Netflix cancelled the follow-up Netflix Prize
due to privacy concerns.
With so much personal information online, do you think that it is still possible for companies like Netflix to anonymize and release large datasets (for research and competitions)? [73 votes total]|
|Yes, anonymization is still possible - needs new approaches (41)||56%|
|No, it is no longer possible to fully anonymize large datasets (18)||25%|
|Not sure (7)||10%|
|Don't care about privacy or anonymization (7)||10%|
David Read, Privacy - To What Extent
I think a little more granularity is needed when considering privacy. I don't think that complete anonymity is important. For me the key concern is what information can be discovered. From the Netflix example, if people's health backgrounds were being uncovered that would be an issue. That they were found on IMDB doesn't seem interesting since the individuals weren't concerned with that aspect of their lives being anonymous - else why post in a non-anonymous fashion on IMDB?

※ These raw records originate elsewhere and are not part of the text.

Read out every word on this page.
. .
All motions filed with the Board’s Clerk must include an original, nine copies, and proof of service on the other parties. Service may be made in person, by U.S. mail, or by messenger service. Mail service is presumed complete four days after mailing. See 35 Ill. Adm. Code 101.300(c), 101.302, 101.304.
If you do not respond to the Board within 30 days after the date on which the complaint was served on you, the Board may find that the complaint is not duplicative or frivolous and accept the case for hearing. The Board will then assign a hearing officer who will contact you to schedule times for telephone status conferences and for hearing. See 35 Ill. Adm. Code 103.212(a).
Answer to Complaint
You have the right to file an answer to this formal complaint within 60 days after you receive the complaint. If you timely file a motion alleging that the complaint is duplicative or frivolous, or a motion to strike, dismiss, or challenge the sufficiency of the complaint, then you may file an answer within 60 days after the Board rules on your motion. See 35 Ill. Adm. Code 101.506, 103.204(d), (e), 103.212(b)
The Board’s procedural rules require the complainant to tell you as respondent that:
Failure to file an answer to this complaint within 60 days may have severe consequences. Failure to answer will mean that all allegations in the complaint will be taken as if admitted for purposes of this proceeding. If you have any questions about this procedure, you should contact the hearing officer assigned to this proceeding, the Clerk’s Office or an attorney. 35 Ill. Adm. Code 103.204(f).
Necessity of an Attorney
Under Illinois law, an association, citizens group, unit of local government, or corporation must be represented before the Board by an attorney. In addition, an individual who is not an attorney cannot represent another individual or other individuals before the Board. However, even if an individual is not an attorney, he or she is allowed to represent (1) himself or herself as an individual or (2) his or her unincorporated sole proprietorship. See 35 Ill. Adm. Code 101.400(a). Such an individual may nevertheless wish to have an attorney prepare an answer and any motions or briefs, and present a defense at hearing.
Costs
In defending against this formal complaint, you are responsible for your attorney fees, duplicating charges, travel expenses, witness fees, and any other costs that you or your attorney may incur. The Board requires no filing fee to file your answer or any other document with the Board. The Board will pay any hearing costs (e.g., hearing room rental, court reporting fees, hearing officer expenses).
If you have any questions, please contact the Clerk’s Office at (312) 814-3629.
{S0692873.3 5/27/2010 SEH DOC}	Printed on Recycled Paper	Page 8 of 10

Chris Clifton, Possible, but is it the right answer?
Asking is anonymization is possible is only part of the question. I would say it is possible (although not necessarily easy) - but it is still an open question if anonymized data retains sufficient utility.
I think it is important to determine what we want from the data, and what other approaches can be used to learn what we want rather than releasing anonymized data.